US pre-market trade on May 30, 2023. US stocks test yearly highs

US stock index futures continued to rise on Tuesday morning due to strong demand for shares of tech companies directly related to the development of artificial intelligence. US Treasuries rose on hopes that Congress will pass an agreement to raise the national debt limit, which will prevent a default. Today, hearings will be held in the House of Representatives, and all interested parties will be able to find out the details of the agreement reached. Fed policymakers will consider the details of the deal when they meet next month to decide whether to raise rates by 25 basis points or finally pause the cycle.

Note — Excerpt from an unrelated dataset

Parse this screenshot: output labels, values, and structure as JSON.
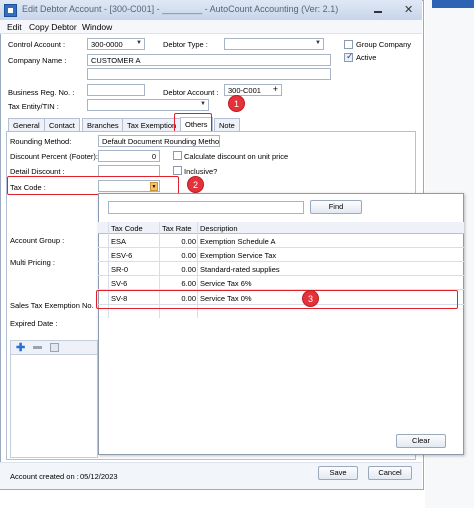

Meanwhile, the S&P 500 and Nasdaq 100 futures rose by 0.5% and 1.1% respectively. Nvidia's market value is about to top $1 trillion as premarket growth continues today. CEO Jensen Huang has unveiled several AI-related products and services, boosting demand for the stock. Shares of other AI-related companies also rose, including Advanced Micro Devices Inc., Intel Corp., Qualcomm Inc., and Meta Platforms Inc.

Investors hope that artificial intelligence will spur explosive demand for tools like ChatGPT, so they are betting on further growth in the technology sector and are actively buying up shares of these companies. The new AI technology is expected to expand beyond the tech industry to encompass everything from agriculture and factories to pharmaceuticals and climate change.

European stock indexes are also trading in positive territory. Growth was marginally capped by losses in Nestle SA and Unilever Plc shares, which tumbled after both companies announced new CFOs, saying inflation was putting pressure on the industry. Eurozone government bonds rose on data showing Spanish inflation slowed more than expected in May.

Optimism around the US debt ceiling deal is slightly overshadowed by China's pessimism amid disappointing economic data. The Hang Seng China Enterprises index approached a bear market, and the yuan fell below 7.1 per dollar for the first time since November. Oil prices depreciated amid concerns about volatile demand.

Another question on the minds of investors is whether US GDP growth will remain at a good enough level this year after the tightening of credit conditions, which is manifested in many areas. Worsening monetary conditions and a possible recession could force the Fed to turn to lower interest rates by the end of the fourth quarter of this year. But at the moment, these are just speculations.

As for the technical outlook for the S&P 500, it is still in demand, and buyers have a good chance to develop an uptrend. Bulls need to do their best to protect the level of $4,200 from where a breakout to the $4,229 level is possible. Another priority for the bulls will be to control $4,290, which will strengthen the bullish market. In the case of a downward movement amid no progress in the US government debt talks, bulls will have to assert their strength at $4,175 and $4,143. A breakout of these levels will quickly push the trading instrument back to $4,114 and even to $4,091.